Chapter 2 Heading Graphic
On October 15, 1997 a massive Titan IVB/ Centaur rocket launched the Cassini-Huygens space probe toward Saturn. Once in interplanetary space, Cassini-Huygens reached speeds of 13,000 m/s or 29,000 mph. No Earth-bound vehicle comes close to this extraordinary velocity. After traveling for nearly seven years—and three and a half billion kilometers—the spacecraft successfully arrived on schedule at Saturn on June 30, 2004. The Earth orbits the Sun at a speed of 29,780 m/s, while Saturn orbits at 9,670 m/s. By comparison, a bullet travels at 240 m/s (540 mph). Cassini-Huygen’s navigators had to launch while moving 124 times as fast as a bullet, and hit a target moving 40 times as fast as a bullet, after traveling 3.5 billion kilometers. The Cassini-Huygens mission is an extraordinary feat of navigation and it required precise control of the spacecraft’s motion through time and space.

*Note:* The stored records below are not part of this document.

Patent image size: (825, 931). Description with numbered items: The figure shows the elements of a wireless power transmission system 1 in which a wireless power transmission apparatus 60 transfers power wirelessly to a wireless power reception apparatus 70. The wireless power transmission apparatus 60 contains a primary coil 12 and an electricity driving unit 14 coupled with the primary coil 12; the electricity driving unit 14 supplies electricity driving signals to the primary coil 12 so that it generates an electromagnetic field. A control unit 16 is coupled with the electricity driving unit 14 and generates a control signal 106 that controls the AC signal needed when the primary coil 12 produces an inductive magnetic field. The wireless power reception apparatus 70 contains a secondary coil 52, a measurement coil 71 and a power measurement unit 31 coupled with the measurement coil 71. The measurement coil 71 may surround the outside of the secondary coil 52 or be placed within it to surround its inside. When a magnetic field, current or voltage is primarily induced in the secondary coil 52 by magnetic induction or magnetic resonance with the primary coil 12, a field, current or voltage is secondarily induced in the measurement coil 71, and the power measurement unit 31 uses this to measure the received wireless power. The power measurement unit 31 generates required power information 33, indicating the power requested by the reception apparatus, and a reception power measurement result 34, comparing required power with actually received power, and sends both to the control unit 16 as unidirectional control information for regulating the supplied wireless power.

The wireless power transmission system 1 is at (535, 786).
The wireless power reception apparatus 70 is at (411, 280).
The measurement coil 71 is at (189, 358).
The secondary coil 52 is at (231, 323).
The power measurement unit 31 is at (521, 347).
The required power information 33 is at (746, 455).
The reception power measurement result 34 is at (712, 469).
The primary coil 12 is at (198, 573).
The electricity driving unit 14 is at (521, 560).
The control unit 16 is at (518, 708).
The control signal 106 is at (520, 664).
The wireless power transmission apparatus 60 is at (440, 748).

Path to Saturn for satellite Cassini-Huygens Cassini's mission planners calculated that a direct flight from Earth to Saturn would burn too much fuel, and also pass up opportunities to explore other planets. The mission planners devised a clever but complex trajectory that included two flybys of Venus, a flyby of Earth and a fourth flyby of Jupiter. Each flyby served two purposes. First, each was an opportunity for the spacecraft to make new scientific observations. Second, each close-approach allowed a gravitational “slingshot” maneuver providing extra velocity. Only after the four “gravity assists” was Cassini-Huygens able to reach Saturn. Show Details on a gravity assist maneuver
How does physics help us to understand how to send spacecraft to other planets? This chapter is about motion and the relationship between motion—position, velocity, and acceleration—and force. We will start with one-dimensional motion, but the techniques we develop carry over directly to three-dimensional motion. The techniques of this chapter are the very same techniques that Cassini-Huygen’s engineers and scientists used to calculate and control the spacecraft over its incredible journey.